Black Fire Innovation, a 43,000- square-foot research lab located off the Las Vegas Strip, includes two replica hotel rooms and a hallway, which flows into a mock casino floor, esports arena, sportsbook, bar and virtual reality entertainment lounge.

The lab includes a coworking space that will house an incubator for startups, as well as conference rooms and a classroom, says Zach Miles, UNLV’s associate vice president for economic development.

The goal is to explore emerging technologies such as robots, artificial intelligence, virtual and augmented reality, and the Internet of Things to create new products and services. Researchers can test the use of robots to deliver room service and luggage, for example, Miles says. The rooms also have IoT sensors installed in the bathrooms to detect silent leaks.

Technology drives the innovation lab. The lab’s data center was the first thing Caesars and the partners built, because it powers everything they hope to accomplish, Baca says. It features hyperconverged infrastructure running on Nutanix software and Lenovo servers and storage hardware. The site also uses HPE Aruba network switches and Wi-Fi access points, he says.

The space will allow students to gain real-world experience, foster startups and boost the local economy, Miles says. In fact, Intel, Palo Alto Networks and other tech companies have rented office space and are joining the research efforts.

“This can be a great resource for the university and the community, not only to support startups and drive innovation but to attract new companies into the region,” Miles says.

Lakshmi Shenoy
We make sure our ­members have easy, remote access to their investors and ­customers, ­wherever they are.”

Lakshmi Shenoy Embarc Collective CEO

Using Tech to Solve Humanity's Problems

At 31 years old, the Austin Technology Incubator is the longest active technology incubator in the country.

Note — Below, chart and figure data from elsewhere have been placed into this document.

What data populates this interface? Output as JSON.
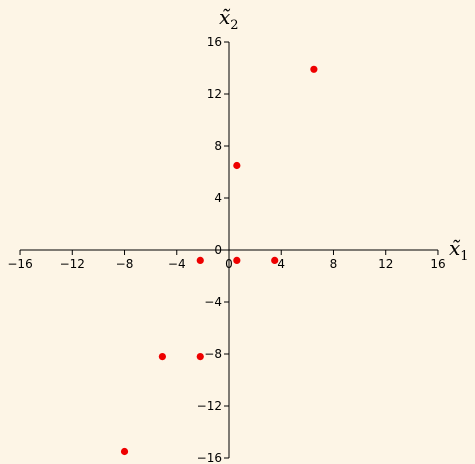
{
  "chart_data": {
    "type": "scatter",
    "xlabel": "x̃",
    "xlabel_sub": "1",
    "ylabel": "x̃",
    "ylabel_sub": "2",
    "xlim": [
      -16,
      16
    ],
    "ylim": [
      -16,
      16
    ],
    "x_ticks": [
      -16,
      -12,
      -8,
      -4,
      0,
      4,
      8,
      12,
      16
    ],
    "y_ticks": [
      -16,
      -12,
      -8,
      -4,
      0,
      4,
      8,
      12,
      16
    ],
    "x_tick_labels": [
      "−16",
      "−12",
      "−8",
      "−4",
      "0",
      "4",
      "8",
      "12",
      "16"
    ],
    "y_tick_labels": [
      "−16",
      "−12",
      "−8",
      "−4",
      "0",
      "4",
      "8",
      "12",
      "16"
    ],
    "grid": false,
    "point_color": "#ee0000",
    "axis_color": "#000000",
    "background": "#fdf5e6",
    "series": [
      {
        "points": [
          {
            "x": 6.5,
            "y": 13.9
          },
          {
            "x": 0.6,
            "y": 6.5
          },
          {
            "x": -2.2,
            "y": -0.8
          },
          {
            "x": 0.6,
            "y": -0.8
          },
          {
            "x": 3.5,
            "y": -0.8
          },
          {
            "x": -5.1,
            "y": -8.2
          },
          {
            "x": -2.2,
            "y": -8.2
          },
          {
            "x": -8.0,
            "y": -15.5
          }
        ]
      }
    ]
  }
}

Having graduated 300 member companies that have contributed more than $3 billion in impact to the Central Texas region, it’s also one of the most successful.

Still, ATI’s leadership team is constantly fine-tuning its strategy. Two years ago, it pivoted to “deep technology” with entrepreneurs focused on global issues, such as agriculture tech, healthcare, transportation, energy and water, says ATI Executive Director Mitch Jacobson.

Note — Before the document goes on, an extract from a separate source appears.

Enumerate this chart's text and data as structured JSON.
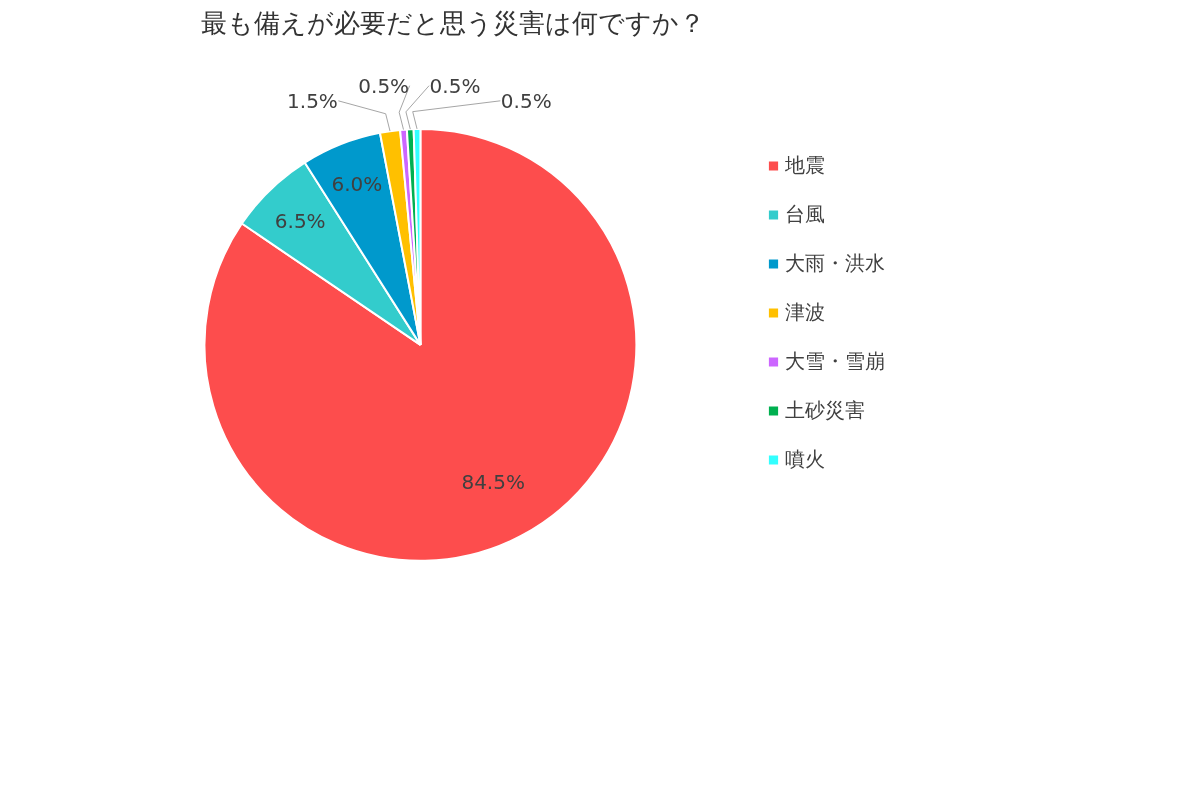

ATI also became a “virtual” incubator after doing away with its coworking space four years ago. With 75 coworking spaces in the vicinity, it’s no longer necessary to provide members with office space, he says.

The ATI team still meets with its startups in its office, but they also ­communicate via phone, email and videoconferences. ATI’s employees use the latest cloud-based customer relationship management and communications tools, including Zoom and Skype.

The team has subscribed to online file storage service Box to store critical internal documents, such as lists of venture capitalists. It also relies on specialized cloud software, which allows ATI’s mentors and startup founders to schedule meetings, share documents and communicate.

“Even though we are 31, we are constantly in startup mode,” Jacobson says. “We are constantly looking to improve because the world changes so fast and technology changes so fast.”